On 19-20 September 2011 the United Nations General Assembly held a High Level meeting on the prevention and control of Non-Communicable Diseases.
Dr Zipporah Ali, National Co-ordinator of KEHPCA attended to advocate for palliative care as an essential aspect of treatment for patients with Non-Communicable diseases.
In attendance from the Kenyan government were President of Kenya Mwai Kibaki and Cabinet Ministers Prof. Nyang Nyong’o, Moses Wetangula, Beth Mugo, Wycliffe Oparanya, Chirau Mwakwere, Noah Wekesa and other senior government officials.
President of Kenya Mwai Kibaki joined other World leaders to address the High Level meeting, asserting that prevention and control of non-communicable diseases must be prioritized in both national and international development agendas. The President emphasized that Non-Communicable diseases were a major public health concern in Kenya, contributing to over 50 per cent of hospital admissions and over half of all hospital deaths in the country.

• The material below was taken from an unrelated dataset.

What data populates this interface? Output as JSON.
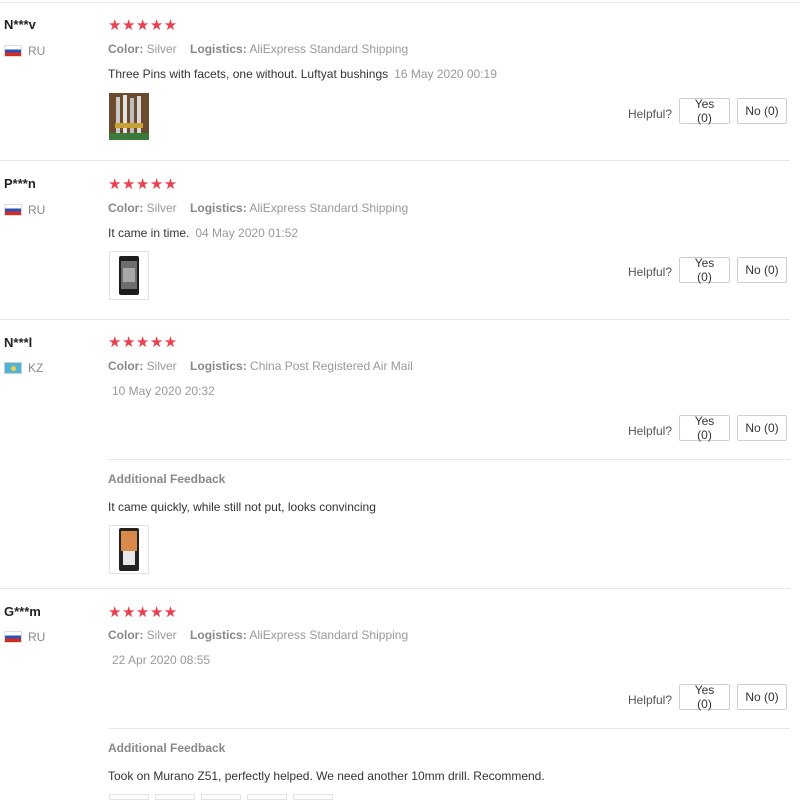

President Kibaki highlighted how the Kenyan government are working to institute various preventive and curative measures as well as anchoring them on legislative frameworks, citing the National Cancer Control Strategy and the finalization of a Draft Cancer Bill to comprehensively guide the control and treatment of cancer.
Non-communicable diseases contribute to 13 per cent of overall mortality in Kenya with cancer and diabetes being responsible for 7 and 4 per cent of the deaths respectively.
Participants at the meeting adopted a declaration calling for a multi-pronged campaign by governments, industry and civil society to set up by 2013 the plans needed to curb the risk factors behind the four groups of NCDs – cardiovascular diseases, cancers, chronic respiratory diseases and diabetes.
In the official press release Secretary-General Ban Ki-moon said the declaration on NCDs noted that over a quarter of all people who die from NCDs succumb in the prime of their lives, the vast majority of them in developing countries.“Our collaboration is more than a public health necessity. Non-communicable diseases are a threat to development. NCDs hit the poor and vulnerable particularly hard, and drive them deeper into poverty”.
The UN made five recommendations to further progress, including a focus on palliative care through “sustained primary healthcare measures, including prioritised packages of essential interventions, along with palliative and long-term care, for those who already have noncommunicable diseases or who are at high risk of contracting them.”